O acordo foi firmado entre o Consórcio do Nordeste, que representa os nove estados da região, a plataforma de inovação internacional da Universidade Agrícola da China e a Associação de Fabricantes de Máquinas Agrícolas chinesa. Esta última é uma organização industrial formada pelas principais fabricantes de máquinas agrícolas do país asiático.
A ponte foi facilitada pela AICP, organização sem fins lucrativos criada por movimentos populares da América Latina, África e Ásia no intuito de combater a fome, promover formações técnicas e intercâmbio tecnológico para a agroecologia.
A parceria foi reforçada em solo chinês por João Pedro Stedile, liderança do MST, e a governadora do RN, Fátima Bezerra (PT), quando visitaram o país junto com a comitiva do presidente Lula (PT) em abril.

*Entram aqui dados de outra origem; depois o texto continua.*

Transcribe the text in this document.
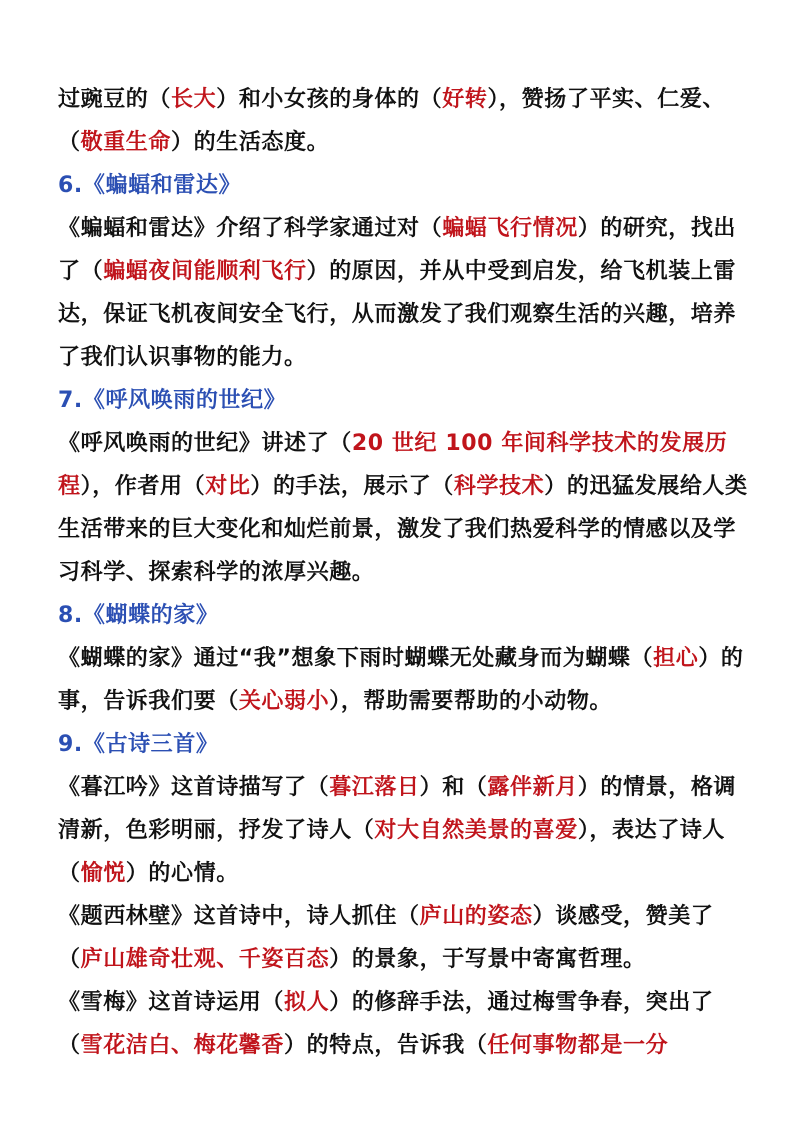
过豌豆的（长大）和小女孩的身体的（好转），赞扬了平实、仁爱、（敬重生命）的生活态度。

6.《蝙蝠和雷达》

《蝙蝠和雷达》介绍了科学家通过对（蝙蝠飞行情况）的研究，找出了（蝙蝠夜间能顺利飞行）的原因，并从中受到启发，给飞机装上雷达，保证飞机夜间安全飞行，从而激发了我们观察生活的兴趣，培养了我们认识事物的能力。

7.《呼风唤雨的世纪》

《呼风唤雨的世纪》讲述了（20 世纪 100 年间科学技术的发展历程），作者用（对比）的手法，展示了（科学技术）的迅猛发展给人类生活带来的巨大变化和灿烂前景，激发了我们热爱科学的情感以及学习科学、探索科学的浓厚兴趣。

8.《蝴蝶的家》

《蝴蝶的家》通过“我”想象下雨时蝴蝶无处藏身而为蝴蝶（担心）的事，告诉我们要（关心弱小），帮助需要帮助的小动物。

9.《古诗三首》

《暮江吟》这首诗描写了（暮江落日）和（露伴新月）的情景，格调清新，色彩明丽，抒发了诗人（对大自然美景的喜爱），表达了诗人（愉悦）的心情。

《题西林壁》这首诗中，诗人抓住（庐山的姿态）谈感受，赞美了（庐山雄奇壮观、千姿百态）的景象，于写景中寄寓哲理。

《雪梅》这首诗运用（拟人）的修辞手法，通过梅雪争春，突出了（雪花洁白、梅花馨香）的特点，告诉我（任何事物都是一分
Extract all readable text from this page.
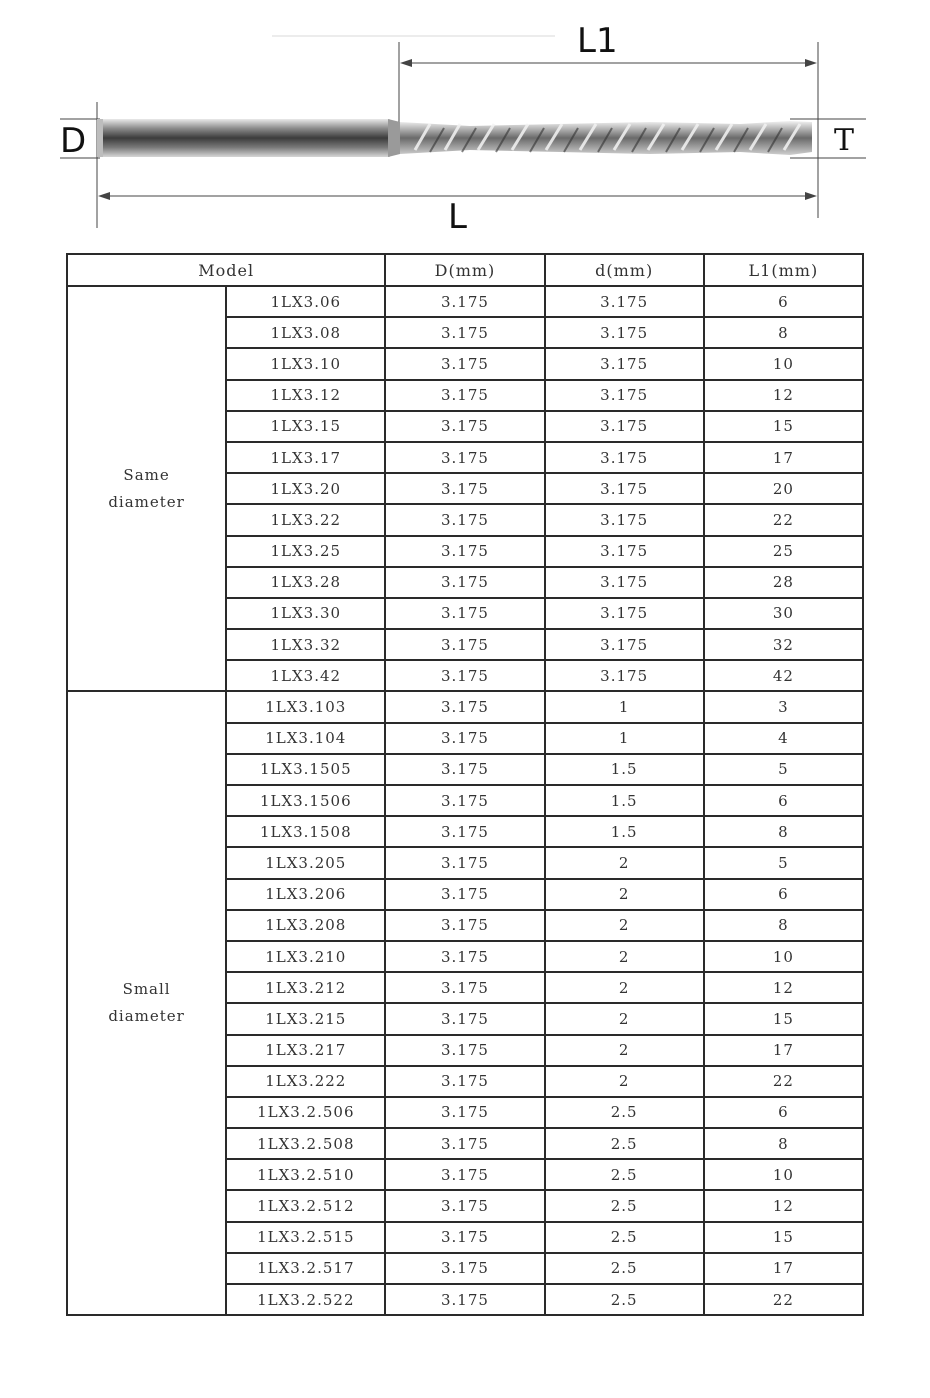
D	T
L
L1
Model		D(mm)	d(mm)	L1(mm)

Same
diameter	1LX3.06	3.175	3.175	6
	1LX3.08	3.175	3.175	8
	1LX3.10	3.175	3.175	10
	1LX3.12	3.175	3.175	12
	1LX3.15	3.175	3.175	15
	1LX3.17	3.175	3.175	17
	1LX3.20	3.175	3.175	20
	1LX3.22	3.175	3.175	22
	1LX3.25	3.175	3.175	25
	1LX3.28	3.175	3.175	28
	1LX3.30	3.175	3.175	30
	1LX3.32	3.175	3.175	32
	1LX3.42	3.175	3.175	42

Small
diameter	1LX3.103	3.175	1	3
	1LX3.104	3.175	1	4
	1LX3.1505	3.175	1.5	5
	1LX3.1506	3.175	1.5	6
	1LX3.1508	3.175	1.5	8
	1LX3.205	3.175	2	5
	1LX3.206	3.175	2	6
	1LX3.208	3.175	2	8
	1LX3.210	3.175	2	10
	1LX3.212	3.175	2	12
	1LX3.215	3.175	2	15
	1LX3.217	3.175	2	17
	1LX3.222	3.175	2	22
	1LX3.2.506	3.175	2.5	6
	1LX3.2.508	3.175	2.5	8
	1LX3.2.510	3.175	2.5	10
	1LX3.2.512	3.175	2.5	12
	1LX3.2.515	3.175	2.5	15
	1LX3.2.517	3.175	2.5	17
	1LX3.2.522	3.175	2.5	22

Instalação de fábricas no Brasil
A expectativa, segundo a AICP, é que, como desdobramento deste processo, fábricas que produzam máquinas para a agricultura camponesa se instalem no Brasil.
“Depois da fundação da República Popular da China em 1949, a mecanização agrícola se desenvolveu rapidamente”, explica documento da Associação Internacional para a Cooperação Popular. “Atualmente existem mais de 1.600 empresas de máquinas agrícolas que proporcionam apoio técnico e equipamento para garantir a segurança alimentar”, afirma a entidade.
“A intenção está casada com aquela do próprio governo Lula, que está nesse processo de retomada da industrialização nacional. Temos o objetivo que, com essa aproximação da tecnologia chinesa, fábricas de lá sejam atraídas para o Brasil”, defende Zarref.